I don't see how this explains. 1TB drive has 180MB/sec vs 24TB has 290MB/sec. If sequential I/O is only related to density, 24TB drive should have hit 4000MB/sec.

The bulk of the speed difference, or lack thereof considering the size difference, is the result of platter count in this hypothetical instance.
The hdd is only going to be read/write to one side of a platter at a time, so only a single platter's density is feeding into the speed of the drive.
There are some minority factors like the servo's ability to quickly track without error that also slows drives down (and explains why there isn't a linear scaling of speed with platter density).

I couldn't explain all the intricacies of the the servo error affecting read/write speeds, but this article gives a decent idea of the issues going on:

Discovering Hard Disk Physical Geometry through Microbenchmarking « Blog

blog.stuffedcow.net

 

[BlueFox]

I don't see how this explains. 1TB drive has 180MB/sec vs 24TB has 290MB/sec. If sequential I/O is only related to density, 24TB drive should have hit 4000MB/sec.

It seems like heads there is some other factor.

You're making the assumption that capacity is linearly related to platter density. It isn't. Like I stated in my original post, lower capacity drives will also have fewer platters. Many datasheets specify density, including the HC580 one you provided. Lets look at some examples:

24TB HC580: 1210Gbits/sq in and 298MB/s
10TB HC510: 816Gbits/sq in and 249MB/s

Approximately 48% higher density, but since we're not working in 1 dimension, take the square root and you're left with ~22%. Pretty close to the difference between the two drives (~20%). Of course the math isn't perfect because tracks and sectors are not square, nor are both axes shrinking at the same rate, but I think it fits.

You can do the math with 1TB drives and you'll see it adds up as well: https://documents.westerndigital.co...a200-series/data-sheet-ultrastar-dc-ha210.pdf

 

[Bert]

The bulk of the speed difference, or lack thereof considering the size difference, is the result of platter count in this hypothetical instance.
The hdd is only going to be read/write to one side of a platter at a time, so only a single platter's density is feeding into the speed of the drive.
There are some minority factors like the servo's ability to quickly track without error that also slows drives down (and explains why there isn't a linear scaling of speed with platter density).

I couldn't explain all the intricacies of the the servo error affecting read/write speeds, but this article gives a decent idea of the issues going on:

Discovering Hard Disk Physical Geometry through Microbenchmarking « Blog

blog.stuffedcow.net

This is very strange. I expect all platters to be used.
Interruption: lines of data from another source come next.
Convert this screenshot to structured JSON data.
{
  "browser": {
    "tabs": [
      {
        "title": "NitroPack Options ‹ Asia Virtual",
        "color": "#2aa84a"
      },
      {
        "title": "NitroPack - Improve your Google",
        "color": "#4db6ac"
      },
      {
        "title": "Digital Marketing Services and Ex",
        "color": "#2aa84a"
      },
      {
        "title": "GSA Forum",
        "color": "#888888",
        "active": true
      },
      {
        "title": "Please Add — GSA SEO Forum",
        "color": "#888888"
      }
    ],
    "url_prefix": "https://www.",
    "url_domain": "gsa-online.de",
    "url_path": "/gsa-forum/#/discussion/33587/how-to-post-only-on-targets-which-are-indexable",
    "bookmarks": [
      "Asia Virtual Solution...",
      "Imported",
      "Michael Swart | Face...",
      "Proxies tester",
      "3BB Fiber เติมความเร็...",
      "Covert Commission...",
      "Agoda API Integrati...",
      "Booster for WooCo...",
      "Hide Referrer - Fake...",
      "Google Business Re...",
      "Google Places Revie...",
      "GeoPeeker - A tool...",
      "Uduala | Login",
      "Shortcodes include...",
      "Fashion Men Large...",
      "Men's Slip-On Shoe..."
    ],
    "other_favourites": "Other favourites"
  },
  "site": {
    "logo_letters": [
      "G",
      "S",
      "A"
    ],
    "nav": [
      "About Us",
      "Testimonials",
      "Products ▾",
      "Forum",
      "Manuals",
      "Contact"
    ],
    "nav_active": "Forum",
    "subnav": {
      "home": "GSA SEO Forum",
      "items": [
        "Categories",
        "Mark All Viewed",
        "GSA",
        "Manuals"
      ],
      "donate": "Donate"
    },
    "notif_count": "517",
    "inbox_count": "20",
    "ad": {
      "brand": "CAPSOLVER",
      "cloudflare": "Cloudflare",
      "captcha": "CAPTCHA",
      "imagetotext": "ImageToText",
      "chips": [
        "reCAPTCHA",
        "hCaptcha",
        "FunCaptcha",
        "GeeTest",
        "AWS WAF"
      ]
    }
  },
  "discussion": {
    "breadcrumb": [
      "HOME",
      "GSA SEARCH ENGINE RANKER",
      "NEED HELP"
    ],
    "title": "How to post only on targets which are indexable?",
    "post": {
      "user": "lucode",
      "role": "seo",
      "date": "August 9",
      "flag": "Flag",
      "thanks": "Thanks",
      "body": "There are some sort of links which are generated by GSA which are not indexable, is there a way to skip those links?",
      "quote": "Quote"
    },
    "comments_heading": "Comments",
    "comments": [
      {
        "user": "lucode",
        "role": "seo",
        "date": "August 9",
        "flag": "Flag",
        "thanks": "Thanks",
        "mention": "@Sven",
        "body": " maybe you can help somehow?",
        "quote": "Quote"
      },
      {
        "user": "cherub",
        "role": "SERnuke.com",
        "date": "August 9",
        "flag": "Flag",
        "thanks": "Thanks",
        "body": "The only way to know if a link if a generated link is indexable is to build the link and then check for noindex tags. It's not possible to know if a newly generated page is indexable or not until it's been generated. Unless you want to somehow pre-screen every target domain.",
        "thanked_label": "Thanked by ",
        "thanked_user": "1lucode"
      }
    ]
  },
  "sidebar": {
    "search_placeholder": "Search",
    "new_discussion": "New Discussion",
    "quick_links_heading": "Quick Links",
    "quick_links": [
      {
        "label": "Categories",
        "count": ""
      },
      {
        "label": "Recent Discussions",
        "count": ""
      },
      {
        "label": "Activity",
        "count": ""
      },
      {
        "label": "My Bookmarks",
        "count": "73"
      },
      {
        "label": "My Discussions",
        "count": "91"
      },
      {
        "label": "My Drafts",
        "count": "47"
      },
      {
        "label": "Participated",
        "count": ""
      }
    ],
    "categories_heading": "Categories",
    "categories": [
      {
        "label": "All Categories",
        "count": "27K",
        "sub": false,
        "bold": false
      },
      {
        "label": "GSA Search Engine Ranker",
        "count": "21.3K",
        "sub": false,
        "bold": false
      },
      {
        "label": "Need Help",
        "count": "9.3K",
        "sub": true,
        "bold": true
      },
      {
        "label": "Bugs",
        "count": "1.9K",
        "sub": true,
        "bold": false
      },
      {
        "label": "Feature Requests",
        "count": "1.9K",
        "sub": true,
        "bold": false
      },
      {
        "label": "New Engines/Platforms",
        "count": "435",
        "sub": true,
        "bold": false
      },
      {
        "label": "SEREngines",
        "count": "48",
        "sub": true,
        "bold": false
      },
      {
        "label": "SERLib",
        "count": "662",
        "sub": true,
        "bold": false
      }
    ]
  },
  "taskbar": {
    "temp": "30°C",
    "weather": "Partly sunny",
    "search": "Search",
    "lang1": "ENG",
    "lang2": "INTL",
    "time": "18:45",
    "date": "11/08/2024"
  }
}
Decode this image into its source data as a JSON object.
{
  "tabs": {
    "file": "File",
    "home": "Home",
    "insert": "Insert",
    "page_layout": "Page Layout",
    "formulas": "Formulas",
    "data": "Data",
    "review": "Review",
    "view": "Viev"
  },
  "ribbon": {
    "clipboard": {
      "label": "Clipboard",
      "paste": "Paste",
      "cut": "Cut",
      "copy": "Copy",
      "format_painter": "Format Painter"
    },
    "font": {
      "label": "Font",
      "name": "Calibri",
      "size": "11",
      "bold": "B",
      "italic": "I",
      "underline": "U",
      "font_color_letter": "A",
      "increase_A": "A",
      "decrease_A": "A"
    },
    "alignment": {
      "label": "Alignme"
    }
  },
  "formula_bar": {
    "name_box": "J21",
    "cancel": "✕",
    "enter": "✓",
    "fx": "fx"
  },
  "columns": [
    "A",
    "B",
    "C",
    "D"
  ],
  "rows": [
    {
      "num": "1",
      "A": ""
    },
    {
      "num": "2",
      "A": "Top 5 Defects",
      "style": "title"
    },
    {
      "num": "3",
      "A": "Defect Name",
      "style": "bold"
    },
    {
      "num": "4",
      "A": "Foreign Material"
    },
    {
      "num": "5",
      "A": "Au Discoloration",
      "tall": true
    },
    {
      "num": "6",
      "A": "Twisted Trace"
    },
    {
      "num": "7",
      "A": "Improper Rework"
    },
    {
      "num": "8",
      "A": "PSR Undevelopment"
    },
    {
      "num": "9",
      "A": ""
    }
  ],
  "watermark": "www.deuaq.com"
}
Physically it should be possible but Article says tracks cannot be aligned but I thought read and write units were along the lines of cyclinder.

I don't quite understand why they are not investing into using multiple platters from a single head.

Now it is clear what the discrepancy is for. This also explains why they are putting multiple heads, I thought that was for random I/O. It looks like it will possibly double writr sequential write and read speeds.